The problems is that scholars have used notations that embody assumptions not only of attested phonogram usage, which is more or less certain, but also of reconstructions, which come and go. For a long time, it was assumed without proof that type C would be phonetically equivalent to type A, reducing the 11 attested classes to 8; what’s more, many scholars assumed that the syllables were all of the CV form, meaning the A/B distinction must be purely vocalic. These assumptions framed the famous “eight-vowel system” of OJ, and were embodied in a number of notations. While an 8-vowel reconstruction is in principle possible, there is no strong evidence, and many recent scholars dispute it. Kiyose has a list of “pro-eight vowels” and “anti-eight vowels” reconstructions; most of the anti-8 camp posit that some of the distinctions were realized as glides ([y] or [w]). C-type rhymes could in principle have an entirely distinct phonetic realization, though Miyake’s analysis show that the textual evidence makes it unlikely (they employ phonograms that fall in the same classes as A and B; see p. 263–264)—but one should not simply assume this without arguments.

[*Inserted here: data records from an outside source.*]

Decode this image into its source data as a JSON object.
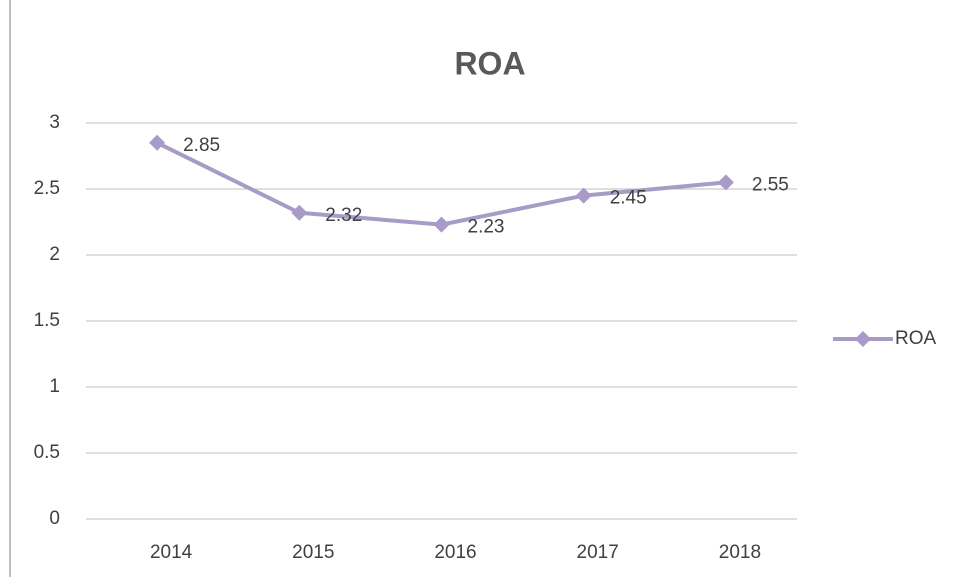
{
  "chart_data": {
    "type": "line",
    "title": "ROA",
    "categories": [
      "2014",
      "2015",
      "2016",
      "2017",
      "2018"
    ],
    "series": [
      {
        "name": "ROA",
        "color": "#a89bc8",
        "values": [
          2.85,
          2.32,
          2.23,
          2.45,
          2.55
        ]
      }
    ],
    "ylim": [
      0,
      3
    ],
    "yticks": [
      0,
      0.5,
      1,
      1.5,
      2,
      2.5,
      3
    ],
    "grid": true,
    "legend": "right"
  }
}
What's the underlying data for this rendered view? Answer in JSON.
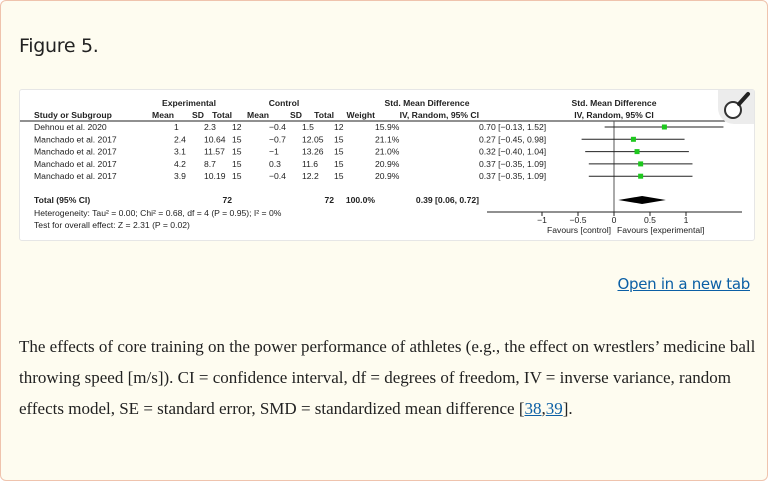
{
  "figure_title": "Figure 5.",
  "open_link": "Open in a new tab",
  "caption": {
    "text": "The effects of core training on the power performance of athletes (e.g., the effect on wrestlers’ medicine ball throwing speed [m/s]). CI = confidence interval, df = degrees of freedom, IV = inverse variance, random effects model, SE = standard error, SMD = standardized mean difference [",
    "ref1": "38",
    "sep": ",",
    "ref2": "39",
    "end": "]."
  },
  "colors": {
    "point": "#1ec81e",
    "diamond": "#000000",
    "link": "#0b5fa5",
    "panel_bg": "#fefcf0",
    "panel_border": "#efc3ad"
  },
  "icons": {
    "zoom": "magnifier-icon"
  },
  "chart_data": {
    "type": "forest",
    "table_headers": {
      "group_experimental": "Experimental",
      "group_control": "Control",
      "group_effect": "Std. Mean Difference",
      "study": "Study or Subgroup",
      "mean": "Mean",
      "sd": "SD",
      "total": "Total",
      "weight": "Weight",
      "effect_ci": "IV, Random, 95% CI"
    },
    "plot_headers": {
      "line1": "Std. Mean Difference",
      "line2": "IV, Random, 95% CI"
    },
    "studies": [
      {
        "name": "Dehnou et al. 2020",
        "e_mean": "1",
        "e_sd": "2.3",
        "e_total": "12",
        "c_mean": "−0.4",
        "c_sd": "1.5",
        "c_total": "12",
        "weight": "15.9%",
        "ci_text": "0.70 [−0.13, 1.52]",
        "smd": 0.7,
        "lo": -0.13,
        "hi": 1.52
      },
      {
        "name": "Manchado et al. 2017",
        "e_mean": "2.4",
        "e_sd": "10.64",
        "e_total": "15",
        "c_mean": "−0.7",
        "c_sd": "12.05",
        "c_total": "15",
        "weight": "21.1%",
        "ci_text": "0.27 [−0.45, 0.98]",
        "smd": 0.27,
        "lo": -0.45,
        "hi": 0.98
      },
      {
        "name": "Manchado et al. 2017",
        "e_mean": "3.1",
        "e_sd": "11.57",
        "e_total": "15",
        "c_mean": "−1",
        "c_sd": "13.26",
        "c_total": "15",
        "weight": "21.0%",
        "ci_text": "0.32 [−0.40, 1.04]",
        "smd": 0.32,
        "lo": -0.4,
        "hi": 1.04
      },
      {
        "name": "Manchado et al. 2017",
        "e_mean": "4.2",
        "e_sd": "8.7",
        "e_total": "15",
        "c_mean": "0.3",
        "c_sd": "11.6",
        "c_total": "15",
        "weight": "20.9%",
        "ci_text": "0.37 [−0.35, 1.09]",
        "smd": 0.37,
        "lo": -0.35,
        "hi": 1.09
      },
      {
        "name": "Manchado et al. 2017",
        "e_mean": "3.9",
        "e_sd": "10.19",
        "e_total": "15",
        "c_mean": "−0.4",
        "c_sd": "12.2",
        "c_total": "15",
        "weight": "20.9%",
        "ci_text": "0.37 [−0.35, 1.09]",
        "smd": 0.37,
        "lo": -0.35,
        "hi": 1.09
      }
    ],
    "total": {
      "label": "Total (95% CI)",
      "e_total": "72",
      "c_total": "72",
      "weight": "100.0%",
      "ci_text": "0.39 [0.06, 0.72]",
      "smd": 0.39,
      "lo": 0.06,
      "hi": 0.72
    },
    "heterogeneity": "Heterogeneity: Tau² = 0.00; Chi² = 0.68, df = 4 (P = 0.95); I² = 0%",
    "overall_effect": "Test for overall effect: Z = 2.31 (P = 0.02)",
    "x_ticks": [
      -1,
      -0.5,
      0,
      0.5,
      1
    ],
    "x_tick_labels": [
      "−1",
      "−0.5",
      "0",
      "0.5",
      "1"
    ],
    "xlim": [
      -1.75,
      1.75
    ],
    "favours_left": "Favours [control]",
    "favours_right": "Favours [experimental]"
  }
}
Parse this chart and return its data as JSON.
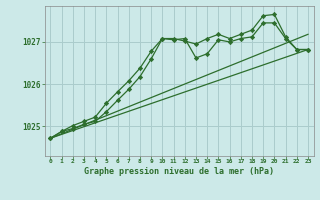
{
  "title": "Graphe pression niveau de la mer (hPa)",
  "background_color": "#cce9e8",
  "grid_color": "#aacccc",
  "line_color": "#2d6e2d",
  "xlim": [
    -0.5,
    23.5
  ],
  "ylim": [
    1024.3,
    1027.85
  ],
  "yticks": [
    1025,
    1026,
    1027
  ],
  "xticks": [
    0,
    1,
    2,
    3,
    4,
    5,
    6,
    7,
    8,
    9,
    10,
    11,
    12,
    13,
    14,
    15,
    16,
    17,
    18,
    19,
    20,
    21,
    22,
    23
  ],
  "series_straight1": {
    "x": [
      0,
      23
    ],
    "y": [
      1024.72,
      1026.82
    ]
  },
  "series_straight2": {
    "x": [
      0,
      23
    ],
    "y": [
      1024.72,
      1027.18
    ]
  },
  "series_markers1": {
    "x": [
      0,
      1,
      2,
      3,
      4,
      5,
      6,
      7,
      8,
      9,
      10,
      11,
      12,
      13,
      14,
      15,
      16,
      17,
      18,
      19,
      20,
      21,
      22,
      23
    ],
    "y": [
      1024.72,
      1024.88,
      1024.95,
      1025.05,
      1025.12,
      1025.35,
      1025.62,
      1025.88,
      1026.18,
      1026.6,
      1027.08,
      1027.05,
      1027.08,
      1026.62,
      1026.72,
      1027.05,
      1027.0,
      1027.08,
      1027.12,
      1027.45,
      1027.45,
      1027.08,
      1026.82,
      1026.82
    ]
  },
  "series_markers2": {
    "x": [
      0,
      1,
      2,
      3,
      4,
      5,
      6,
      7,
      8,
      9,
      10,
      11,
      12,
      13,
      14,
      15,
      16,
      17,
      18,
      19,
      20,
      21,
      22,
      23
    ],
    "y": [
      1024.72,
      1024.88,
      1025.02,
      1025.12,
      1025.22,
      1025.55,
      1025.82,
      1026.08,
      1026.38,
      1026.78,
      1027.08,
      1027.08,
      1027.02,
      1026.95,
      1027.08,
      1027.18,
      1027.08,
      1027.18,
      1027.28,
      1027.62,
      1027.65,
      1027.12,
      1026.82,
      1026.82
    ]
  }
}
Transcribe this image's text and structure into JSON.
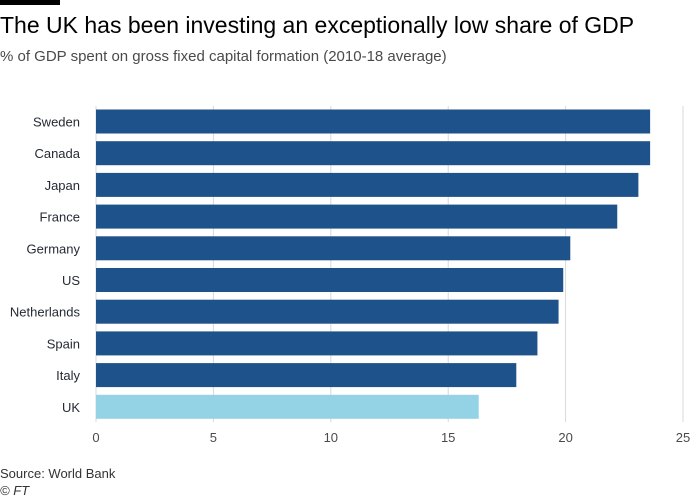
{
  "chart_data": {
    "type": "bar",
    "orientation": "horizontal",
    "title": "The UK has been investing an exceptionally low share of GDP",
    "subtitle": "% of GDP spent on gross fixed capital formation (2010-18 average)",
    "categories": [
      "Sweden",
      "Canada",
      "Japan",
      "France",
      "Germany",
      "US",
      "Netherlands",
      "Spain",
      "Italy",
      "UK"
    ],
    "values": [
      23.6,
      23.6,
      23.1,
      22.2,
      20.2,
      19.9,
      19.7,
      18.8,
      17.9,
      16.3
    ],
    "highlight": "UK",
    "xlim": [
      0,
      25
    ],
    "xticks": [
      "0",
      "5",
      "10",
      "15",
      "20",
      "25"
    ],
    "grid": "vertical",
    "colors": {
      "bar": "#1e528a",
      "highlight": "#94d3e6",
      "grid": "#d9d9d9"
    },
    "source": "Source: World Bank",
    "credit": "© FT"
  }
}
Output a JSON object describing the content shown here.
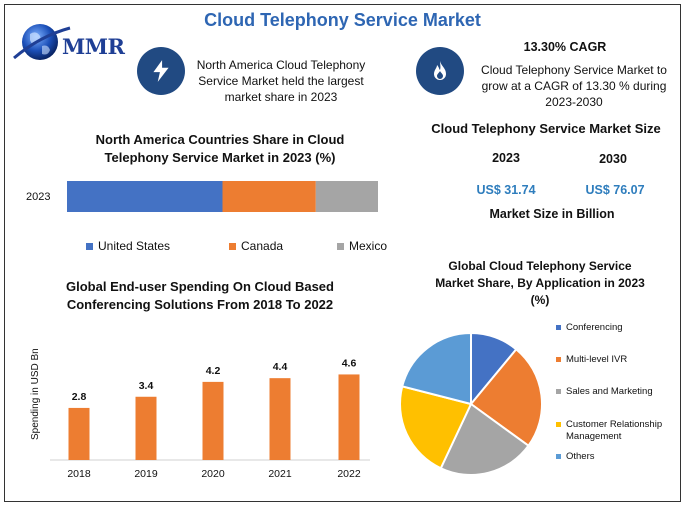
{
  "header": {
    "title": "Cloud Telephony Service Market",
    "logo_text": "MMR"
  },
  "highlights": {
    "north_america": "North America Cloud Telephony Service Market held the largest market share in 2023",
    "cagr_title": "13.30% CAGR",
    "cagr_text": "Cloud Telephony Service Market to grow at a CAGR of 13.30 % during 2023-2030",
    "icons": [
      "lightning-icon",
      "flame-icon"
    ]
  },
  "market_size": {
    "title": "Cloud Telephony Service Market Size",
    "year1": "2023",
    "year2": "2030",
    "value1": "US$ 31.74",
    "value2": "US$ 76.07",
    "unit": "Market Size in Billion"
  },
  "colors": {
    "blue": "#4472c4",
    "orange": "#ed7d31",
    "gray": "#a5a5a5",
    "yellow": "#ffc000",
    "lightblue": "#5b9bd5",
    "title_blue": "#2e66b3"
  },
  "chart_data": [
    {
      "type": "bar",
      "orientation": "horizontal-stacked",
      "title": "North America Countries Share in Cloud Telephony Service  Market in 2023 (%)",
      "categories": [
        "2023"
      ],
      "series": [
        {
          "name": "United States",
          "values": [
            50
          ]
        },
        {
          "name": "Canada",
          "values": [
            30
          ]
        },
        {
          "name": "Mexico",
          "values": [
            20
          ]
        }
      ],
      "legend": "bottom"
    },
    {
      "type": "bar",
      "title": "Global End-user Spending On Cloud Based Conferencing Solutions From 2018 To 2022",
      "ylabel": "Spending in USD Bn",
      "xlabel": "",
      "categories": [
        "2018",
        "2019",
        "2020",
        "2021",
        "2022"
      ],
      "values": [
        2.8,
        3.4,
        4.2,
        4.4,
        4.6
      ],
      "ylim": [
        0,
        5
      ]
    },
    {
      "type": "pie",
      "title": "Global Cloud Telephony Service Market Share, By Application in 2023 (%)",
      "categories": [
        "Conferencing",
        "Multi-level IVR",
        "Sales and Marketing",
        "Customer Relationship Management",
        "Others"
      ],
      "values": [
        11,
        24,
        22,
        22,
        21
      ],
      "legend": "right"
    }
  ]
}
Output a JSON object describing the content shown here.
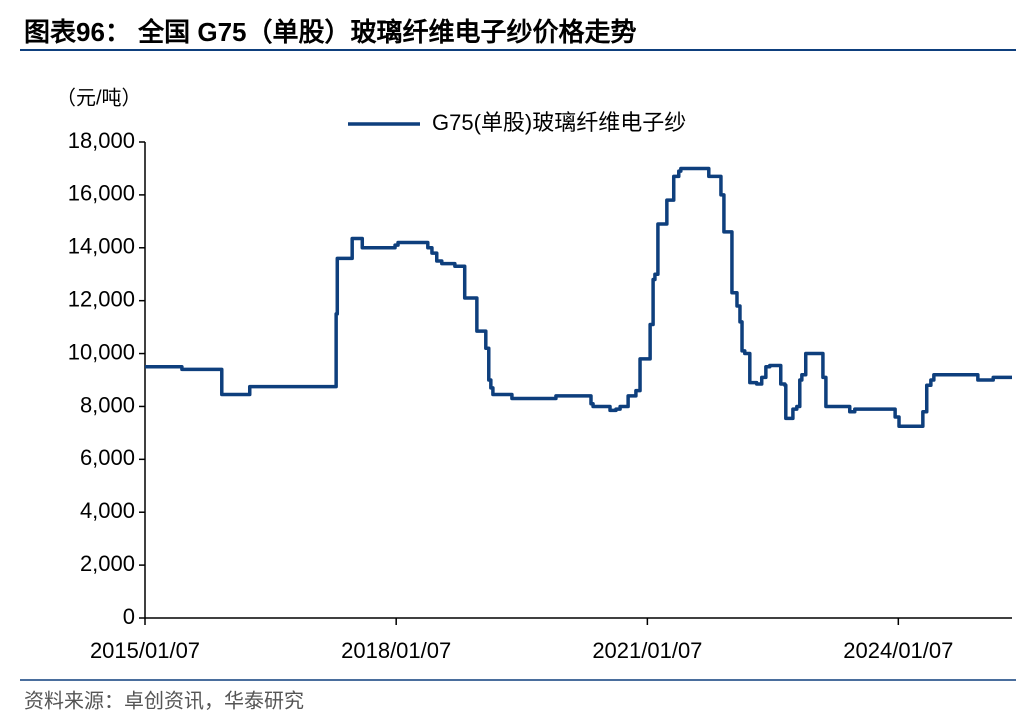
{
  "chart_data": {
    "type": "line",
    "title": "图表96： 全国 G75（单股）玻璃纤维电子纱价格走势",
    "ylabel": "（元/吨）",
    "source": "资料来源：卓创资讯，华泰研究",
    "legend": "top",
    "ylim": [
      0,
      18000
    ],
    "yticks": [
      0,
      {
        "value": 2000,
        "label": "2,000"
      },
      {
        "value": 4000,
        "label": "4,000"
      },
      {
        "value": 6000,
        "label": "6,000"
      },
      {
        "value": 8000,
        "label": "8,000"
      },
      {
        "value": 10000,
        "label": "10,000"
      },
      {
        "value": 12000,
        "label": "12,000"
      },
      {
        "value": 14000,
        "label": "14,000"
      },
      {
        "value": 16000,
        "label": "16,000"
      },
      {
        "value": 18000,
        "label": "18,000"
      }
    ],
    "xlim": [
      "2015/01/07",
      "2025/05/17"
    ],
    "xticks": [
      "2015/01/07",
      "2018/01/07",
      "2021/01/07",
      "2024/01/07"
    ],
    "x": [
      "2015/01/07",
      "2015/06/17",
      "2015/06/17",
      "2015/12/08",
      "2015/12/08",
      "2016/04/08",
      "2016/04/08",
      "2017/04/20",
      "2017/04/20",
      "2017/04/25",
      "2017/04/25",
      "2017/06/29",
      "2017/06/29",
      "2017/08/12",
      "2017/08/12",
      "2018/01/02",
      "2018/01/02",
      "2018/01/15",
      "2018/01/15",
      "2018/05/25",
      "2018/05/25",
      "2018/06/12",
      "2018/06/12",
      "2018/07/03",
      "2018/07/03",
      "2018/07/25",
      "2018/07/25",
      "2018/09/20",
      "2018/09/20",
      "2018/11/02",
      "2018/11/02",
      "2018/12/25",
      "2018/12/25",
      "2019/02/02",
      "2019/02/02",
      "2019/02/15",
      "2019/02/15",
      "2019/02/24",
      "2019/02/24",
      "2019/03/05",
      "2019/03/05",
      "2019/05/27",
      "2019/05/27",
      "2019/12/05",
      "2019/12/05",
      "2020/05/06",
      "2020/05/06",
      "2020/05/15",
      "2020/05/15",
      "2020/07/28",
      "2020/07/28",
      "2020/08/23",
      "2020/08/23",
      "2020/09/10",
      "2020/09/10",
      "2020/10/15",
      "2020/10/15",
      "2020/11/18",
      "2020/11/18",
      "2020/12/06",
      "2020/12/06",
      "2021/01/19",
      "2021/01/19",
      "2021/02/01",
      "2021/02/01",
      "2021/02/09",
      "2021/02/09",
      "2021/02/22",
      "2021/02/22",
      "2021/04/02",
      "2021/04/02",
      "2021/05/02",
      "2021/05/02",
      "2021/05/24",
      "2021/05/24",
      "2021/06/02",
      "2021/06/02",
      "2021/10/02",
      "2021/10/02",
      "2021/11/24",
      "2021/11/24",
      "2021/12/07",
      "2021/12/07",
      "2022/01/11",
      "2022/01/11",
      "2022/02/02",
      "2022/02/02",
      "2022/02/15",
      "2022/02/15",
      "2022/02/24",
      "2022/02/24",
      "2022/03/08",
      "2022/03/08",
      "2022/03/30",
      "2022/03/30",
      "2022/04/29",
      "2022/04/29",
      "2022/05/21",
      "2022/05/21",
      "2022/06/08",
      "2022/06/08",
      "2022/06/25",
      "2022/06/25",
      "2022/08/12",
      "2022/08/12",
      "2022/08/30",
      "2022/08/30",
      "2022/09/03",
      "2022/09/03",
      "2022/10/04",
      "2022/10/04",
      "2022/10/21",
      "2022/10/21",
      "2022/11/03",
      "2022/11/03",
      "2022/11/12",
      "2022/11/12",
      "2022/11/29",
      "2022/11/29",
      "2023/02/12",
      "2023/02/12",
      "2023/02/25",
      "2023/02/25",
      "2023/06/09",
      "2023/06/09",
      "2023/07/01",
      "2023/07/01",
      "2023/12/24",
      "2023/12/24",
      "2024/01/10",
      "2024/01/10",
      "2024/04/23",
      "2024/04/23",
      "2024/05/10",
      "2024/05/10",
      "2024/05/28",
      "2024/05/28",
      "2024/06/10",
      "2024/06/10",
      "2024/12/19",
      "2024/12/19",
      "2025/02/24",
      "2025/02/24",
      "2025/05/17"
    ],
    "series": [
      {
        "name": "G75(单股)玻璃纤维电子纱",
        "color": "#0e3f7d",
        "values": [
          9500,
          9500,
          9400,
          9400,
          8450,
          8450,
          8750,
          8750,
          11500,
          11500,
          13600,
          13600,
          14350,
          14350,
          14000,
          14000,
          14100,
          14100,
          14200,
          14200,
          14000,
          14000,
          13800,
          13800,
          13500,
          13500,
          13400,
          13400,
          13300,
          13300,
          12100,
          12100,
          10850,
          10850,
          10200,
          10200,
          9000,
          9000,
          8700,
          8700,
          8450,
          8450,
          8300,
          8300,
          8400,
          8400,
          8100,
          8100,
          8000,
          8000,
          7850,
          7850,
          7900,
          7900,
          8000,
          8000,
          8400,
          8400,
          8600,
          8600,
          9800,
          9800,
          11100,
          11100,
          12800,
          12800,
          13000,
          13000,
          14900,
          14900,
          15800,
          15800,
          16700,
          16700,
          16900,
          16900,
          17000,
          17000,
          16700,
          16700,
          16000,
          16000,
          14600,
          14600,
          12300,
          12300,
          11800,
          11800,
          11200,
          11200,
          10100,
          10100,
          10000,
          10000,
          8900,
          8900,
          8850,
          8850,
          9100,
          9100,
          9500,
          9500,
          9550,
          9550,
          8850,
          8850,
          8800,
          8800,
          7550,
          7550,
          7900,
          7900,
          8000,
          8000,
          9000,
          9000,
          9200,
          9200,
          10000,
          10000,
          9100,
          9100,
          8000,
          8000,
          7800,
          7800,
          7900,
          7900,
          7600,
          7600,
          7250,
          7250,
          7800,
          7800,
          8800,
          8800,
          9000,
          9000,
          9200,
          9200,
          9000,
          9000,
          9100,
          9100
        ]
      }
    ]
  }
}
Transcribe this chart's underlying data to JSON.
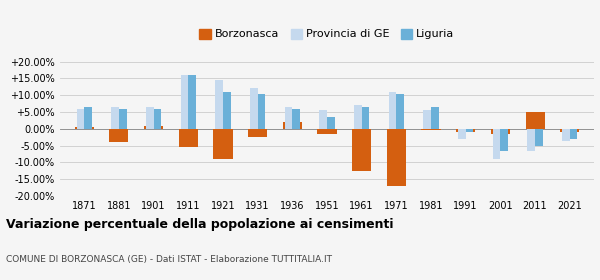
{
  "years": [
    1871,
    1881,
    1901,
    1911,
    1921,
    1931,
    1936,
    1951,
    1961,
    1971,
    1981,
    1991,
    2001,
    2011,
    2021
  ],
  "borzonasca": [
    0.5,
    -4.0,
    0.7,
    -5.5,
    -9.0,
    -2.5,
    2.0,
    -1.5,
    -12.5,
    -17.0,
    -0.5,
    -1.0,
    -1.5,
    5.0,
    -1.0
  ],
  "provincia_ge": [
    6.0,
    6.5,
    6.5,
    16.0,
    14.5,
    12.0,
    6.5,
    5.5,
    7.0,
    11.0,
    5.5,
    -3.0,
    -9.0,
    -6.5,
    -3.5
  ],
  "liguria": [
    6.5,
    6.0,
    6.0,
    16.0,
    11.0,
    10.5,
    6.0,
    3.5,
    6.5,
    10.5,
    6.5,
    -1.0,
    -6.5,
    -5.0,
    -3.0
  ],
  "color_borzonasca": "#d45f10",
  "color_provincia": "#c5d9ee",
  "color_liguria": "#6ab0d8",
  "title": "Variazione percentuale della popolazione ai censimenti",
  "subtitle": "COMUNE DI BORZONASCA (GE) - Dati ISTAT - Elaborazione TUTTITALIA.IT",
  "ylim": [
    -20,
    20
  ],
  "yticks": [
    -20,
    -15,
    -10,
    -5,
    0,
    5,
    10,
    15,
    20
  ],
  "background_color": "#f5f5f5",
  "grid_color": "#cccccc"
}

Which the caveats in mind, I can finally try to sort out the various OJ romanizations I’ve stumbled upon:

Superscript, latin Superscript, Japanese Yale (Martin) Japanese-style Miller; Ohno Modified Mathias-Miller Frellesvig & Whitman
a, aC a, a a a a a a
iA i yi i i î i
iB i iy ï ï ï wi
i, iC i, i i i i i i
u, uC u, u u u u u u
eA e ye e e ê ye
eB e ey ɜ ë ë e
e, eC e, e e e e e e
oA o wo o o ô wo
oB o o ö ö ö o
o, oC o, o o o o o o

Miller is given on its p. 180 as a minor revision of Japanese-style by changing ɜ to ë; both of them assume C-type = A-type. The umlaut originally denoted vowel centrality, but central/peripheral reconstructions are more or less discredited by now (I think?). Miyake prefers Yale romanization for its neutrality, but personally I dislike it for being misleading—one has to keep in mind at all times that the ey, ye, iy, yi, wo and o don’t mean or suggest a phonetic realization like [ey], [ye], etc., but are purely abstract, algebraic symbols. I also find it typographically hideous, what’s with the underlined o and all the extra ys. Modified Mathias-Miller, adding a circumflex diacritic to Series-A, seems a more reasonable neutral transcription (as long as you know that the circumflex doesn’t denote a long vowel). Frellesvig & Whitman’s is listed for convenience, but it’s not a pure transcription; by my criteria, it steps into reconstruction territory (the authors call it a “phonemic interpretation”). F&W proposes iC=iA, eC=eB, and oC=oB; its “y” and “w” represent actual glides in pronunciation and are not just an abstract notation as in Yale.


  • Marc Hideo Miyake, Old Japanese: A phonetic reconstruction.
  • Roy Andrew Miller, The Japanese Language.
  • John R. Bentley, The Origin of Man’yôgana.
  • Kiyose, Gisaburô. Japanese Linguistics and Altaic Linguistics. Tokyo: Meiji shoin. (apud Miyake).
  • Frellesvig & Whitman. The Oxford Corpus of Old Japanese.